The fact that a science writer like Ferry should make such an elementary mistake shows the extent that ‘sociobiology’ has been forgotten by scientists, though it may also reflect the fact that in later years Wilson redeemed himself to a certain extent by becoming a champion of biodiversity.

However, Wilson’s anti-socialism, as opposition to ‘a lightly governed egalitarian society with production in control of the workers’, still survives among pro-capitalist ideologues. In a eulogy of Wilson in The Times (5 January) Lord Finkelstein, the Tory peer, wrote:
‘Humans are animals too, after all, so our social organisation, our behaviour, our hierarchies, our urges will, to some extent at least, be the product of our biology.’
Our urges no doubt, but not our particular ‘social organisation’ beyond the fact that we are social animals and certainly not our ‘hierarchies’. These are only influenced by our biology insofar as our biology ‘includes the capacity to develop extremely flexible patterns of social behaviour’.

This does not mean that, as Finkelstein claims, that humans are a ‘blank slate’ or that all individuals are the same. As Allard put it:
‘Individuals are born different. The outcome of heredity and experience will lead to differences in temperament and ability which make it possible for the human group to function as a social entity.’
Socialists have always recognised this, as in the long-standing slogan of ‘from each according to their ability, to each according to their needs’. The equality socialism will bring is not through ‘social engineering’ somehow making everyone have the same abilities, but a society in which everyone, whatever their ability, has the same access to what they need to live and enjoy life.

Finkelstein is right on one point: that it is unfair to say, as some have done, that Wilson was a ‘racist’. He wasn’t.

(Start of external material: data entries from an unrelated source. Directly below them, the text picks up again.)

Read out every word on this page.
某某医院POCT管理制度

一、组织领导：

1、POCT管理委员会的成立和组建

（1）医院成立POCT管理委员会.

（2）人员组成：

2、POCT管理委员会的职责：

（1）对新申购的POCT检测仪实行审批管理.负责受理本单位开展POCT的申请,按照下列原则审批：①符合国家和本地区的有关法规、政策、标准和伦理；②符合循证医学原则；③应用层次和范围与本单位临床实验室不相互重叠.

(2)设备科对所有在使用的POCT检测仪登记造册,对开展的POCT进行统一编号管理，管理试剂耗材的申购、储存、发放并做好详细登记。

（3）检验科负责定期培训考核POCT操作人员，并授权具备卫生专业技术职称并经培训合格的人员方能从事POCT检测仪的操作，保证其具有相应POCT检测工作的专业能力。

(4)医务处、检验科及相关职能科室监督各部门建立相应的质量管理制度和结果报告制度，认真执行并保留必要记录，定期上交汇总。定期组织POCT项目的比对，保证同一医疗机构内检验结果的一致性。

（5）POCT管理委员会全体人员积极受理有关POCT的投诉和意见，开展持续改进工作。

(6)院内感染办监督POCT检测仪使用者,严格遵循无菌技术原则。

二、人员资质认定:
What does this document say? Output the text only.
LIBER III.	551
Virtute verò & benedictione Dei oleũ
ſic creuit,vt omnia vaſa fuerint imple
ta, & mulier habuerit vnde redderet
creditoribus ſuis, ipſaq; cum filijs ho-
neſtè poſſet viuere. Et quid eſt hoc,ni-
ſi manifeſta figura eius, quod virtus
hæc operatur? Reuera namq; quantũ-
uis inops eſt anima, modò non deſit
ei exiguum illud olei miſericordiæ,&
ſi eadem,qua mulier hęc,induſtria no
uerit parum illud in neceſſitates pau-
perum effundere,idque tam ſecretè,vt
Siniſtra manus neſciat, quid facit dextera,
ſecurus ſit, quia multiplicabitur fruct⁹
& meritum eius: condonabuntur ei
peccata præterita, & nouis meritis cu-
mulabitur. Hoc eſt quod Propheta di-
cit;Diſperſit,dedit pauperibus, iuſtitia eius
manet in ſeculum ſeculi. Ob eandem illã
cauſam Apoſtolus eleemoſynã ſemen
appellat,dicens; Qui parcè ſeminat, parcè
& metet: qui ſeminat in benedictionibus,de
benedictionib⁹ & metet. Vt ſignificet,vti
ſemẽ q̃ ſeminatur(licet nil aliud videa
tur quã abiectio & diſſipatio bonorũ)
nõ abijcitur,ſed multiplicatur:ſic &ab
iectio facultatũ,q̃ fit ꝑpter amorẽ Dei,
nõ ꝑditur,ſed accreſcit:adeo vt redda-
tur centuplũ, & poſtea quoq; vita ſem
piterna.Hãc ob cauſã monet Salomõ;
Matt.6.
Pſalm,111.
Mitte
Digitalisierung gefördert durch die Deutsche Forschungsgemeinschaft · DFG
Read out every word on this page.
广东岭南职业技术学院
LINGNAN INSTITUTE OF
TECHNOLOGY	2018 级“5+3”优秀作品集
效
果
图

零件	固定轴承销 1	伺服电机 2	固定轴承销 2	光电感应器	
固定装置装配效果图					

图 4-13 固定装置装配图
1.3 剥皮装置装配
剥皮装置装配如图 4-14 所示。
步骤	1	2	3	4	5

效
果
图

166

He was just an anti-socialist and a biological determinist.

Later in his eulogy, Finkelstein abandons ‘to some extent at least’ and boldly declares:
‘…Wilson was achingly, obviously right. How likely is it that human beings are the one species whose capacities and behaviour aren’t largely influenced by biology?’
It might perhaps have been unlikely that an animal would evolve whose behaviour was overwhelmingly influenced by the non-biological culture they created to survive, but this is precisely what did happen. It is one of the features that distinguishes humans from other animals. This is not Marxist or ‘left-wing’. It is simply the truth. To be convinced of this, Finkelstein just needs to consult any textbook on anthropology. He will find Ferry’s statement confirmed that ‘most scientists accept …. that genetically determined “human nature” includes the capacity to develop extremely flexible patterns of social behaviour under the influence of culture’.